Proportional Selection (Roulette-Wheel) in Genetic Algorithms



Some of you know that I'm maintaining PGApack, a genetic algorithm package and a corresponding Python wrapper, PGApy. Recently the question came up why PGApack, when using Fitness Proportionate Selection (also known as Roulette-Wheel selection and also called proportional selection) errors out because it cannot normalize the fitness value.

In PGApack, the user supplies a real-valued evaluation function (which is called for each individual) and specifies if the result of that evaluation should be minimized or maximized (defining the optimization direction).

When using Fitness proportionate selection, this evaluation value must be mapped to a positive value, assigning each evaluation a share on the roulette-wheel. If the optimization direction is minimization, small values are better and need a larger part of the roulette-wheel so that they have a higher probability of being selected. So we need to remap the raw evaluation values to a nonnegative and monotonically increasing fitness. For a minimization problem, we're computing the maximum (worst) evaluation and then the fitness is the difference of this maximum and the evaluation for that individual (after scaling the maximum a little so that no fitness value is exactly zero):

\begin{equation*} F = E_{max} - E \end{equation*}

where \(F\) is the fitness of the current individual, \(E_{max}\) is the maximum of all evaluations in this generation, and \(E\) is the evaluation of that individual.

Now when evaluation values differ by several orders of magnitude, it can happen that the difference in that formula ends up being \(E_{max}\) for many (different) evaluation values. I'm calling this an overflow in the error message which is probably not the best name for it.

That overflow happens when \(E_{max}\) is large compared to the current evaluation value \(E\) so that the difference ends up being \(E_{max}\) (i.e. the subtraction of \(E\) had no effect). In the code we check for this condition:

if (cmax == cmax - evalue && evalue != 0)

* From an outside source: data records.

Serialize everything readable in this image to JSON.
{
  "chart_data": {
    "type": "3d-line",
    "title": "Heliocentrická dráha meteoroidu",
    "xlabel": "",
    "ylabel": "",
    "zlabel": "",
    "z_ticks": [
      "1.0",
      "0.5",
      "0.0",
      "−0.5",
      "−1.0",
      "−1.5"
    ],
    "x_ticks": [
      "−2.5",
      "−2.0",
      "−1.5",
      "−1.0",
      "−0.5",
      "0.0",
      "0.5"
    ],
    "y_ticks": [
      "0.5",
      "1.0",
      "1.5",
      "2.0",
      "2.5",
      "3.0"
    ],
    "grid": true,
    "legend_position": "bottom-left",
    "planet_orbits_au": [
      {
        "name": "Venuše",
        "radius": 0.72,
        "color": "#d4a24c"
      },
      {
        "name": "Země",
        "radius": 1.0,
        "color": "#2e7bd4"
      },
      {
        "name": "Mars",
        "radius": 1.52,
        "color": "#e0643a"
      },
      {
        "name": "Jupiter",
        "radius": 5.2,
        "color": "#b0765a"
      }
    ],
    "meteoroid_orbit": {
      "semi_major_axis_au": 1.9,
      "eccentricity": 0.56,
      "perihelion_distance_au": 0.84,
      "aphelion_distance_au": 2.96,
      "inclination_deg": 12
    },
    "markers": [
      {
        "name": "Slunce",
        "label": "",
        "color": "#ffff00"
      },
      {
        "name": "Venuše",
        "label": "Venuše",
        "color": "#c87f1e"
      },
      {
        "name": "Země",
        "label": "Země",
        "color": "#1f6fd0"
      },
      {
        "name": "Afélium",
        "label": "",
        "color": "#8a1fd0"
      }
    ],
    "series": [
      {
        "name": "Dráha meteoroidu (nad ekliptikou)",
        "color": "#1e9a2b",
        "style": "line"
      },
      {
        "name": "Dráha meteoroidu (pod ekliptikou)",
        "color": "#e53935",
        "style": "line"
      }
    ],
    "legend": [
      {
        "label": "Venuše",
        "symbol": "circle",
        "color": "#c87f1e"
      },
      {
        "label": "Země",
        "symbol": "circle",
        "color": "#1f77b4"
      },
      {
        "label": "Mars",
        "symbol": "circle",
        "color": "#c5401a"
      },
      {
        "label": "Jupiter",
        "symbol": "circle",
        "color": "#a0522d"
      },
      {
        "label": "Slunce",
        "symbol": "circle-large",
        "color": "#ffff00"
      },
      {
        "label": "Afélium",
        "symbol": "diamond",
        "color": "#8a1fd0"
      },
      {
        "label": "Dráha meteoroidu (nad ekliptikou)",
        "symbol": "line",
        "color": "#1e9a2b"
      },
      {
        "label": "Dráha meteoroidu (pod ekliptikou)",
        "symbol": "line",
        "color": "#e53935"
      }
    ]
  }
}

This condition triggers when subtracting the evaluation \(E\) from the current \(E_{max}\) does not change \(E_{max}\) even though \(E\) is not zero. So \(E\) is so small compared to \(E_{max}\) that the double data type cannot represent the difference. This happens whenever the units in the last place (called ulps by Goldberg (not the same Goldberg who wrote the Genetic Algorithms book afaik)) of the significand (also called mantissa) is larger than the value that should be subtracted [1].

In our example \(E_{max} = 1.077688 * 10^{22}\) and the evaluation where this failed was \(E = 10000\). The IEEE 754 double precision floating point format has 53 bit of significand which can represent numbers up to \(2^{54} - 1 = 18014398509481983\) or about \(1.8 * 10^{16}\). So you see that the number 10000 is just below the ulps. We can try in python (which uses double for floating-point values):

>>> 1.077688e22 - 10000 == 1.077688e22
True

Why do we make this check in the program? Letting the search continue with such an overflow (or how we want to call it) would map many different evaluation values to the same fitness. So the genetic algorithm could not distinguishing these individuals.

So what can we do about it when that error happens?

The short answer: Use a different selection scheme. There is a reason why the default in PGApack is not proportional selection.

Fitness proportionate selection (aka roulette wheel selection) has other problems, too. It has too much selection pressure in the beginning and too low at the end (also mentioned in the Wikipedia article but beware, I've written parts of it).

Blickle and Thiele [2] did a mathematical analysis of different selection schemes and showed that proportional selection is typically not a good idea (it was historically the first selection scheme and is described in Goldberg's (the other Goldberg) book [3] which is probably the reason it is still being used). Note that there is an earlier report from Blickle and Thiele [4] that is more frank about the use of proportional selection: "All the undesired properties together led us to the conclusion that proportional selection is a very unsuited selection scheme. Informally one can say that the only advantage of proportional selection is that it is so difficult to prove the disadvantages" ([4], p. 42), they were not as outspoken in the final paper :-)

We're seeing this in the example above: We have very high differences between good and bad evaluation (in fact so large that the fitness cannot be computed, see above). So when using proportional selection the very good individuals will be selected with too high probability resulting in premature convergence.

That all said: If you're doing optimization with genes of type 'real', (represented by double values in PGApack) you may want to try Differential Evolution [5], [6], [7]. At least in my experiments with antenna optimization [8] the results outperform the standard genetic algorithm, but this is reported by several practitioners [7]. Examples of how to use this are in examples/deb/optimize.c or examples/mgh/testprogde.c in PGApack.

The PGASetDECrossoverProb is critical, for problems where the dimensions cannot typically be optimized separately the value should be set close to 1 but not equal to 1.